Of course, I'm not asking you to answer points $(1)$ and $(2)$, as they are too generic. I would prefer if you suggested me a self-contained chapter of a book or some lecture notes where this subject is fully explained. In my opinion, I would especially need a collection of basic examples and exercises regarding its use.

Thanks in advance.

  • $\begingroup$ How comfortable are you with doing this in the usual set-theoretic case, i.e. normal model theory? $\endgroup$ – Derek Elkins left SE Jun 14 '19 at 20:07
  • $\begingroup$ In that situation I'm comfortable enough, as $\{x \in A : \phi(x) \}$ in this case becomes very natural. I'm familiar with Tarski's definition of semantics, so I know how is defined an $L$-structure for a first order language $L$, if I understood properly your question. $\endgroup$ – Gennaro Pasquale Jun 14 '19 at 20:19
  • $\begingroup$ You might take a look at the chapter "Doctrines in categorical logic" by Anders Kock and Gonzalo Reyes in the Handbook of Mathematical Logic. $\endgroup$ – Andreas Blass Jul 11 '19 at 1:47

The answer is, to some extent, there's nothing to do. If you start with a theory, then you just have a bunch of syntactical formulas and subobjects aren't involved until you provide an interpretation. Once you do, a formula $\varphi(x)$ where $x$ is of sort $A$ will simply be interpreted as a subobject of the interpretation of the sort $A$. This is a direct generalization of the set-theoretic case.

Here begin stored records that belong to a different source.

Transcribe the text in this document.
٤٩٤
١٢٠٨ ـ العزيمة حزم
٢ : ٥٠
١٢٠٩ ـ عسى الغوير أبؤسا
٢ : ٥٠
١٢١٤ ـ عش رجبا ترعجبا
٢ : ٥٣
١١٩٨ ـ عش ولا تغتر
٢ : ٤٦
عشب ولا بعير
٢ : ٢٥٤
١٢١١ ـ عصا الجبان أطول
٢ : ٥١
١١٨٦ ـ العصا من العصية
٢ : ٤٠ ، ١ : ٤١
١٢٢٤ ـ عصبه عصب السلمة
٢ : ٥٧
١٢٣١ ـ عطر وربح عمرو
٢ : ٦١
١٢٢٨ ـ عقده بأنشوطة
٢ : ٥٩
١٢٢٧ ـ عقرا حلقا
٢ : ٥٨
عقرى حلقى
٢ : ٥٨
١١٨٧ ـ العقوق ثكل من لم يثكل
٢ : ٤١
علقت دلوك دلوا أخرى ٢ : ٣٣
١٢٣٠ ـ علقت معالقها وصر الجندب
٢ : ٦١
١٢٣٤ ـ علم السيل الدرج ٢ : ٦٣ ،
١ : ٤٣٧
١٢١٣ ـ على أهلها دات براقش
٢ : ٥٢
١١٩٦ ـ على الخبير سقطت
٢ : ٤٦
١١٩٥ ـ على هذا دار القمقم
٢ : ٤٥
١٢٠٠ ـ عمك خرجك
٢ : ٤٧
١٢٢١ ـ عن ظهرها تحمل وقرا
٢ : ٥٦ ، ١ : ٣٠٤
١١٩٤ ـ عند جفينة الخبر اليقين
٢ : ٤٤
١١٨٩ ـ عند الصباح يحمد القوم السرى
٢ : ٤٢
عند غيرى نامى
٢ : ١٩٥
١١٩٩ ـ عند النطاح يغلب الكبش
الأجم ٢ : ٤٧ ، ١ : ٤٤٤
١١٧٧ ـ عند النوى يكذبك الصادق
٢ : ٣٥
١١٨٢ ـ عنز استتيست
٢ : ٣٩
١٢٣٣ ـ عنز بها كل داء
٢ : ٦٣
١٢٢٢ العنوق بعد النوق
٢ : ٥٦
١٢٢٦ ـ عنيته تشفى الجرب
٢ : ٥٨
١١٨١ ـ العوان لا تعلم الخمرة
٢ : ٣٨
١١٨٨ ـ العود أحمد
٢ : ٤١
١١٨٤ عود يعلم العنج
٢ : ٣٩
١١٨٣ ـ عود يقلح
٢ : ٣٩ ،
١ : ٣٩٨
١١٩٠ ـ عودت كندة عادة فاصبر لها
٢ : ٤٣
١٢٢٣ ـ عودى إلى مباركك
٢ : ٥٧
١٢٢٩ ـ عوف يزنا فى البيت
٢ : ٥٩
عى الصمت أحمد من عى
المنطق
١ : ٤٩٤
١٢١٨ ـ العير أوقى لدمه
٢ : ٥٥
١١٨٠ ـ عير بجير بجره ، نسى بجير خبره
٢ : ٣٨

If you start with a pretopos, then the internal language of that pretopos will simply have a predicate symbol for each subobject. Of course, we'll have an interpretation that will interpret each such predicate symbol as the subobject it corresponds to. This is more or less the counit of this adjunction. This procedure may lead to a theory that has a proper class of predicate symbols and axioms, and I believe you just have to stretch your notion of theory to accept that.

Now to be clear, it is important to separate a subobject from a monomorphism. A subobject is an equivalence class of monomorphism. Having a subobject doesn't provide you with a particular object. You may need the Axiom of Global Choice to pick representatives if no other structure is available. (Maybe there's a way to get away with less in general, perhaps using Scott's trick.)

To prove things, you just prove things like normal in the theory. For the theory generated from the given pretopos, you'll have an axiom asserting every formula that you can formulate in the theory with predicate symbols corresponding to subobjects which is true under interpretation. In other words, for the theory generated from the given pretopos, a formula is provable if and only if its interpretation is true in the given pretopos.